At least 12 weeks, which need not be consecutive, in the preceding 12 months of two or more of the following signs and symptoms:

  1. Air swallowing;
  2. Abdominal distension due to intraluminal air; and
  3. Repetitive belching and/or increased flatus.

G3. Functional Diarrhea (also called Toddler’s Diarrhea, chronic nonspecific diarrhea, irritable colon of childhood)

For more than 4 weeks, daily painless, recurrent passage of 3 or more large, unformed stools, in addition to all these characteristics:

  1. Onset of symptoms begins between 6 and 36 months of age;
  2. Passage of stools occurs during waking hours; and
  3. There is no failure-to-thrive if caloric intake is adequate.

G4. Disorders of Defecation

G4a. Infant dyschezia

At least 10 minutes of straining and crying before successful passage of soft stools in an otherwise healthy infant less than 6 months of age.

G4b. Functional Constipation

In infants and children, at least 2 weeks of:

  1. Scybalous, pebble-like, hard stools for a majority of stools; or
  2. Firm stools 2 or less times/week; and
  3. There is no evidence of structural, endocrine, or metabolic disease.

G4c. Functional Fecal Retention

From infancy to 16 years old, a history of at least 12 weeks of:

  1. Passage of large diameter stools at intervals < 2 times per week; and
  2. Retentive posturing, avoiding defecation by purposefully contracting the pelvic floor. As pelvic floor muscles fatigue, the child uses gluteal muscles, squeezing the buttocks together.

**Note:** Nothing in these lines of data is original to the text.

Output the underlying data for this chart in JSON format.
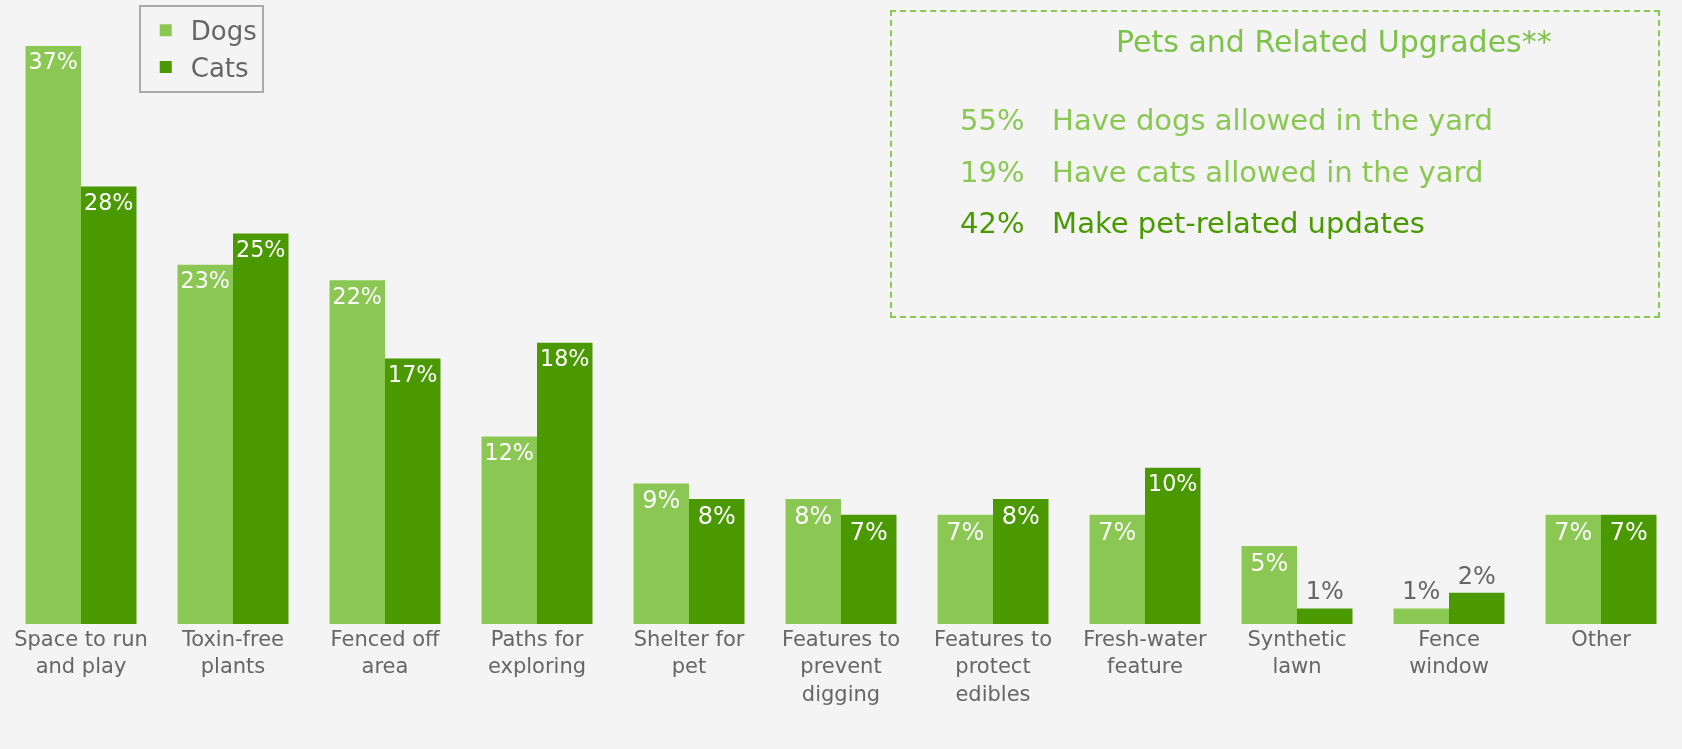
{
  "chart_data": {
    "type": "bar",
    "categories": [
      "Space to run and play",
      "Toxin-free plants",
      "Fenced off area",
      "Paths for exploring",
      "Shelter for pet",
      "Features to prevent digging",
      "Features to protect edibles",
      "Fresh-water feature",
      "Synthetic lawn",
      "Fence window",
      "Other"
    ],
    "series": [
      {
        "name": "Dogs",
        "color": "#8bc853",
        "values": [
          37,
          23,
          22,
          12,
          9,
          8,
          7,
          7,
          5,
          1,
          7
        ],
        "value_labels": [
          "37%",
          "23%",
          "22%",
          "12%",
          "9%",
          "8%",
          "7%",
          "7%",
          "5%",
          "1%",
          "7%"
        ]
      },
      {
        "name": "Cats",
        "color": "#4a9900",
        "values": [
          28,
          25,
          17,
          18,
          8,
          7,
          8,
          10,
          1,
          2,
          7
        ],
        "value_labels": [
          "28%",
          "25%",
          "17%",
          "18%",
          "8%",
          "7%",
          "8%",
          "10%",
          "1%",
          "2%",
          "7%"
        ]
      }
    ],
    "legend": "top left",
    "annotations": [
      "Pets and Related Upgrades**",
      "55%   Have dogs allowed in the yard",
      "19%   Have cats allowed in the yard",
      "42%   Make pet-related updates"
    ]
  }
}
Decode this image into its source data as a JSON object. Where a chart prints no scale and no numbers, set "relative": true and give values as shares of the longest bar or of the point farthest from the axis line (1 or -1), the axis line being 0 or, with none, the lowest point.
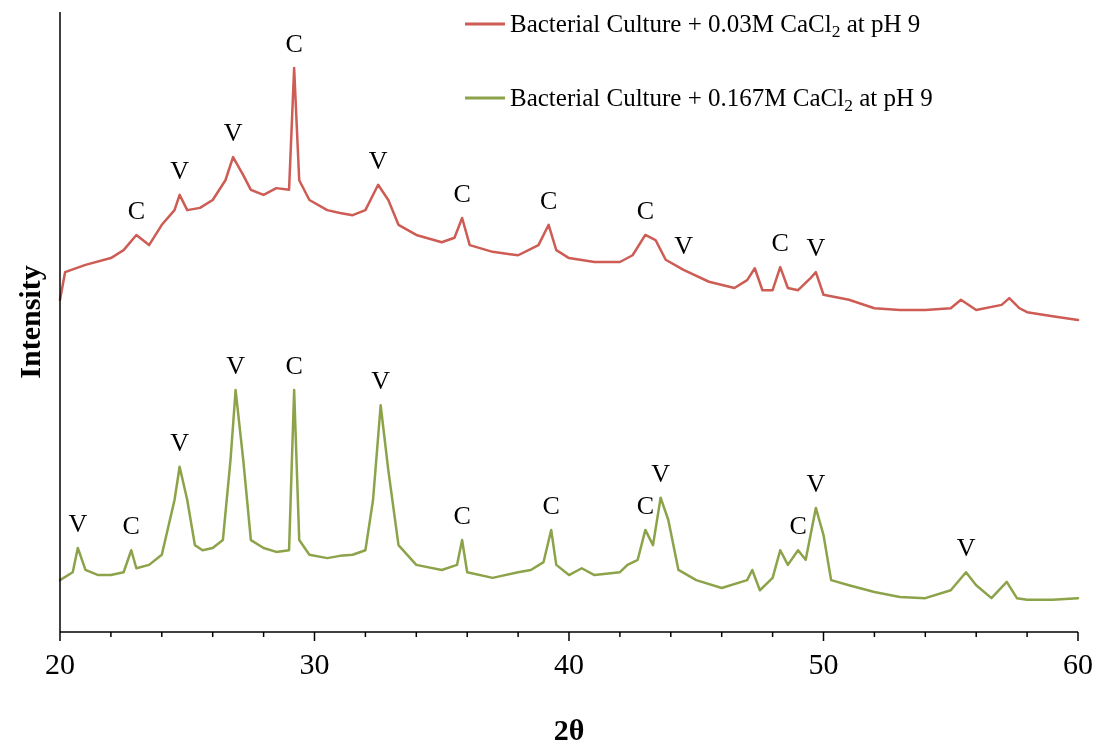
{
  "chart_data": {
    "type": "line",
    "relative": true,
    "xlabel": "2θ",
    "ylabel": "Intensity",
    "legend": "top right",
    "grid": false,
    "marker": "none",
    "line_style": "solid",
    "xlim": [
      20,
      60
    ],
    "xticks": [
      20,
      {
        "value": 22,
        "label": null
      },
      {
        "value": 24,
        "label": null
      },
      {
        "value": 26,
        "label": null
      },
      {
        "value": 28,
        "label": null
      },
      30,
      {
        "value": 32,
        "label": null
      },
      {
        "value": 34,
        "label": null
      },
      {
        "value": 36,
        "label": null
      },
      {
        "value": 38,
        "label": null
      },
      40,
      {
        "value": 42,
        "label": null
      },
      {
        "value": 44,
        "label": null
      },
      {
        "value": 46,
        "label": null
      },
      {
        "value": 48,
        "label": null
      },
      50,
      {
        "value": 52,
        "label": null
      },
      {
        "value": 54,
        "label": null
      },
      {
        "value": 56,
        "label": null
      },
      {
        "value": 58,
        "label": null
      },
      60
    ],
    "series": [
      {
        "name": "Bacterial Culture + 0.03M CaCl$_{2}$ at pH 9",
        "color": "#cd5c54",
        "x": [
          20,
          20.2,
          21,
          22,
          22.5,
          23,
          23.5,
          24,
          24.5,
          24.7,
          25,
          25.5,
          26,
          26.5,
          26.8,
          27.2,
          27.5,
          28,
          28.5,
          29,
          29.2,
          29.4,
          29.8,
          30.5,
          31,
          31.5,
          32,
          32.5,
          32.9,
          33.3,
          34,
          35,
          35.5,
          35.8,
          36.1,
          37,
          38,
          38.8,
          39.2,
          39.5,
          40,
          41,
          42,
          42.5,
          43,
          43.4,
          43.8,
          44.5,
          45.5,
          46.5,
          47,
          47.3,
          47.6,
          48,
          48.3,
          48.6,
          49,
          49.5,
          49.7,
          50,
          51,
          52,
          53,
          54,
          55,
          55.4,
          56,
          57,
          57.3,
          57.7,
          58,
          59,
          60
        ],
        "values": [
          0.589,
          0.638,
          0.651,
          0.663,
          0.677,
          0.704,
          0.686,
          0.722,
          0.748,
          0.775,
          0.748,
          0.752,
          0.766,
          0.801,
          0.842,
          0.81,
          0.784,
          0.775,
          0.787,
          0.784,
          1,
          0.801,
          0.766,
          0.748,
          0.743,
          0.739,
          0.748,
          0.793,
          0.766,
          0.722,
          0.704,
          0.691,
          0.699,
          0.734,
          0.686,
          0.674,
          0.668,
          0.686,
          0.722,
          0.677,
          0.663,
          0.656,
          0.656,
          0.668,
          0.704,
          0.695,
          0.66,
          0.642,
          0.621,
          0.61,
          0.624,
          0.645,
          0.606,
          0.606,
          0.647,
          0.61,
          0.606,
          0.628,
          0.638,
          0.598,
          0.589,
          0.574,
          0.571,
          0.571,
          0.574,
          0.589,
          0.571,
          0.58,
          0.592,
          0.574,
          0.567,
          0.56,
          0.553
        ]
      },
      {
        "name": "Bacterial Culture + 0.167M CaCl$_{2}$ at pH 9",
        "color": "#8ca34a",
        "x": [
          20,
          20.5,
          20.7,
          21,
          21.5,
          22,
          22.5,
          22.8,
          23,
          23.5,
          24,
          24.5,
          24.7,
          25,
          25.3,
          25.6,
          26,
          26.4,
          26.7,
          26.9,
          27.2,
          27.5,
          28,
          28.5,
          29,
          29.2,
          29.4,
          29.8,
          30.5,
          31,
          31.5,
          32,
          32.3,
          32.6,
          32.9,
          33.3,
          34,
          35,
          35.6,
          35.8,
          36,
          37,
          38,
          38.5,
          39,
          39.3,
          39.5,
          40,
          40.5,
          41,
          42,
          42.3,
          42.7,
          43,
          43.3,
          43.6,
          43.9,
          44.3,
          45,
          46,
          47,
          47.2,
          47.5,
          48,
          48.3,
          48.6,
          49,
          49.3,
          49.7,
          50,
          50.3,
          51,
          52,
          53,
          54,
          55,
          55.6,
          56,
          56.6,
          57.2,
          57.6,
          58,
          59,
          60
        ],
        "values": [
          0.092,
          0.106,
          0.149,
          0.11,
          0.101,
          0.101,
          0.106,
          0.145,
          0.113,
          0.119,
          0.137,
          0.234,
          0.293,
          0.234,
          0.154,
          0.145,
          0.149,
          0.163,
          0.305,
          0.429,
          0.305,
          0.163,
          0.149,
          0.142,
          0.145,
          0.429,
          0.163,
          0.137,
          0.131,
          0.135,
          0.137,
          0.145,
          0.234,
          0.402,
          0.287,
          0.154,
          0.119,
          0.11,
          0.119,
          0.163,
          0.106,
          0.096,
          0.106,
          0.11,
          0.124,
          0.181,
          0.119,
          0.101,
          0.113,
          0.101,
          0.106,
          0.119,
          0.128,
          0.181,
          0.154,
          0.238,
          0.199,
          0.11,
          0.092,
          0.078,
          0.092,
          0.11,
          0.074,
          0.096,
          0.145,
          0.119,
          0.145,
          0.128,
          0.22,
          0.172,
          0.092,
          0.083,
          0.071,
          0.062,
          0.06,
          0.074,
          0.106,
          0.083,
          0.06,
          0.089,
          0.06,
          0.057,
          0.057,
          0.06
        ]
      }
    ],
    "annotations": [
      {
        "text": "C",
        "x": 23,
        "y": 0.704
      },
      {
        "text": "V",
        "x": 24.7,
        "y": 0.775
      },
      {
        "text": "V",
        "x": 26.8,
        "y": 0.842
      },
      {
        "text": "C",
        "x": 29.2,
        "y": 1
      },
      {
        "text": "V",
        "x": 32.5,
        "y": 0.793
      },
      {
        "text": "C",
        "x": 35.8,
        "y": 0.734
      },
      {
        "text": "C",
        "x": 39.2,
        "y": 0.722
      },
      {
        "text": "C",
        "x": 43,
        "y": 0.704
      },
      {
        "text": "V",
        "x": 44.5,
        "y": 0.642
      },
      {
        "text": "C",
        "x": 48.3,
        "y": 0.647
      },
      {
        "text": "V",
        "x": 49.7,
        "y": 0.638
      },
      {
        "text": "V",
        "x": 20.7,
        "y": 0.149
      },
      {
        "text": "C",
        "x": 22.8,
        "y": 0.145
      },
      {
        "text": "V",
        "x": 24.7,
        "y": 0.293
      },
      {
        "text": "V",
        "x": 26.9,
        "y": 0.429
      },
      {
        "text": "C",
        "x": 29.2,
        "y": 0.429
      },
      {
        "text": "V",
        "x": 32.6,
        "y": 0.402
      },
      {
        "text": "C",
        "x": 35.8,
        "y": 0.163
      },
      {
        "text": "C",
        "x": 39.3,
        "y": 0.181
      },
      {
        "text": "C",
        "x": 43,
        "y": 0.181
      },
      {
        "text": "V",
        "x": 43.6,
        "y": 0.238
      },
      {
        "text": "C",
        "x": 49,
        "y": 0.145
      },
      {
        "text": "V",
        "x": 49.7,
        "y": 0.22
      },
      {
        "text": "V",
        "x": 55.6,
        "y": 0.106
      }
    ]
  }
}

Accompanying symptoms may include fecal soiling, irritability, abdominal cramps, decreased appetite and/or early satiety. The accompanying symptoms disappear immediately following passage of a large stool.

G4d. Functional Non-retentive Fecal Soiling

Once a week or more for the preceding 12 weeks, in a child older than 4 years, a history of:

  1. Defecation into places and at times inappropriate to the social context;
  2. In the absence of structural or inflammatory disease; and
  3. In the absence of signs of fecal retention (listed in G4c above).



  1. Douglas A. Drossman. ROME II: The Functional Gastrointestinal Disorders, Second Edition

This material was taken from the ROME II. It is intended for educational purposes only.